L'humanité a suffisamment d'argent, affirme le texte. Il appartient aux gouvernements de mobiliser ces ressources et de lever les obstacles à l'investissement climatique. En investissant eux-mêmes et en envoyant des signaux clairs aux investisseurs. Les investisseurs, les banques centrales et les régulateurs financiers peuvent également jouer leur rôle.

Mais le texte final de la COP28 manque d'engagements concrets sur les montants que les gouvernements devraient consacrer aux investissements climatiques et sur les signaux qu'ils devraient utiliser pour obtenir l'adhésion du secteur privé. Il a bien créé le Fonds pour les pertes et dommages, dans lequel 792 millions de dollars ont été immédiatement injectés, mais il ne précise pas comment réaliser des investissements massifs.

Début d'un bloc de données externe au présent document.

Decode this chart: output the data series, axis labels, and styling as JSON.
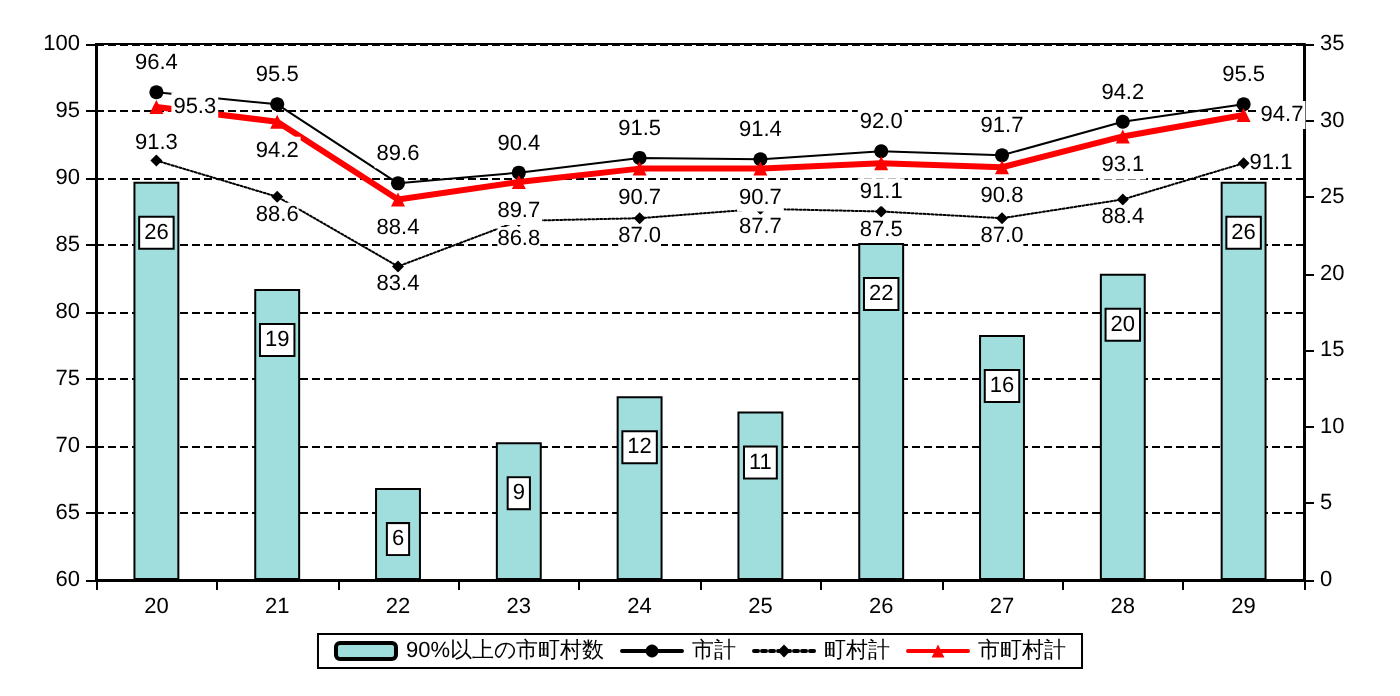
{
  "chart_data": {
    "type": "bar",
    "categories": [
      "20",
      "21",
      "22",
      "23",
      "24",
      "25",
      "26",
      "27",
      "28",
      "29"
    ],
    "series": [
      {
        "name": "90%以上の市町村数",
        "axis": "y2",
        "color": "#a0dede",
        "values": [
          26,
          19,
          6,
          9,
          12,
          11,
          22,
          16,
          20,
          26
        ]
      },
      {
        "name": "市計",
        "type": "line",
        "color": "#000000",
        "marker": "circle",
        "line_style": "solid",
        "values": [
          96.4,
          95.5,
          89.6,
          90.4,
          91.5,
          91.4,
          92.0,
          91.7,
          94.2,
          95.5
        ],
        "value_labels": [
          "96.4",
          "95.5",
          "89.6",
          "90.4",
          "91.5",
          "91.4",
          "92.0",
          "91.7",
          "94.2",
          "95.5"
        ]
      },
      {
        "name": "町村計",
        "type": "line",
        "color": "#000000",
        "marker": "diamond",
        "line_style": "dotted",
        "values": [
          91.3,
          88.6,
          83.4,
          86.8,
          87.0,
          87.7,
          87.5,
          87.0,
          88.4,
          91.1
        ],
        "value_labels": [
          "91.3",
          "88.6",
          "83.4",
          "86.8",
          "87.0",
          "87.7",
          "87.5",
          "87.0",
          "88.4",
          "91.1"
        ]
      },
      {
        "name": "市町村計",
        "type": "line",
        "color": "#ff0000",
        "marker": "triangle",
        "line_style": "solid",
        "values": [
          95.3,
          94.2,
          88.4,
          89.7,
          90.7,
          90.7,
          91.1,
          90.8,
          93.1,
          94.7
        ],
        "value_labels": [
          "95.3",
          "94.2",
          "88.4",
          "89.7",
          "90.7",
          "90.7",
          "91.1",
          "90.8",
          "93.1",
          "94.7"
        ]
      }
    ],
    "ylim": [
      60,
      100
    ],
    "yticks": [
      60,
      65,
      70,
      75,
      80,
      85,
      90,
      95,
      100
    ],
    "y2lim": [
      0,
      35
    ],
    "y2ticks": [
      0,
      5,
      10,
      15,
      20,
      25,
      30,
      35
    ],
    "grid": "y",
    "legend": "bottom",
    "data_labels": true
  }
}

L'UE, avec sa taxonomie des investissements verts, et le secteur financier, avec une sorte d'autorégulation qui attribue un label ESG (environnemental, social et de gouvernance) à certains investissements, y travaillent chacun à leur manière. Mais il n'existe pas encore d'approche internationale coordonnée.

Le G20, le groupe des 20 principales économies, attend beaucoup des banques de développement telles que la Banque mondiale dans ce domaine. La chercheuse britannique Mariana Mazzucato souligne qu'il existe quelque 520 banques de développement, nationales et internationales, qui pourraient prendre l'initiative.

La dernière réunion annuelle du FMI et de la Banque mondiale, qui s'est tenue à Marrakech en octobre 2023, a peut-être été plus importante pour la finance climatique que la COP28. La Banque mondiale y a élargi sa mission : la réduction de la pauvreté et la création de richesses restent les objectifs, mais elles doivent désormais se faire sur une planète vivable.

Le groupe de la Banque mondiale lui-même affirme avoir investi quelque 50 milliards de dollars dans le domaine du climat d'ici à 2023 et entend consacrer en moyenne 35 % de ses prêts à la lutte contre le changement climatique. La Banque mondiale s'efforce également de trouver des moyens d'attirer davantage d'investissements privés pour le climat dans le Sud.

Le laboratoire d'investissement du secteur privé, lancé récemment, réunit des PDG de géants financiers du secteur privé tels que Blackrock, Temasek ou Mitsubishi Financial Group, sous la direction du président de la Banque mondiale Ajay Banga et de Mark Carney, ancien banquier central du Canada et désormais envoyé spécial des Nations unies pour l'action climatique et la finance. Le laboratoire réfléchira de manière créative à la manière d'accroître l'investissement durable dans le Sud.

Nathalie Francken, qui représente la Belgique au conseil d'administration de la Banque mondiale, déclare : « Les investisseurs privés semblent souvent surestimer les risques liés à l'investissement dans les pays à faible revenu en raison de leur manque d'expérience. Un échange systématique d'informations peut contribuer à réduire cet écart. Lorsque les risques d'investissement sont vraiment trop élevés, des efforts seront faits pour fournir des garanties d'investissement appropriées.

Quelles sont les prochaines étapes ?

Le verdict de la COP28 ne peut pas être noir ou blanc. Geert Fremout, qui fait partie de l'équipe belge de négociation sur le climat depuis de nombreuses années, est modérément positif : « Le résultat est moins spectaculaire qu'il n'y paraît à première vue, mais il reste conforme à la limitation du réchauffement à 1,5 degré, comme le veut l'accord de Paris. Comme toujours, beaucoup dépendra de ce que les pays feront du texte.

Les pays ont jusqu'en 2025 pour indiquer aux Nations unies comment ils adaptent leurs politiques à l'« état des lieux » mondial qu'a été la COP28. Ces « contributions déterminées au niveau national » montreront à quel point ils prennent au sérieux le texte de la COP28.

Il s'agira d'une bataille en soi dans chaque pays. Une lutte à tous les niveaux et de toutes les manières possibles : querelles de partis politiques sur les politiques à mener, actions sociales de toutes sortes et de toutes couleurs, questions climatiques, coopératives énergétiques, engagement des entreprises et rôle que chacun d'entre nous peut ou doit jouer.

L'un des grands défis des années à venir sera de veiller à ce que tout le monde puisse participer, y compris les citoyens les plus pauvres et les pays les plus pauvres.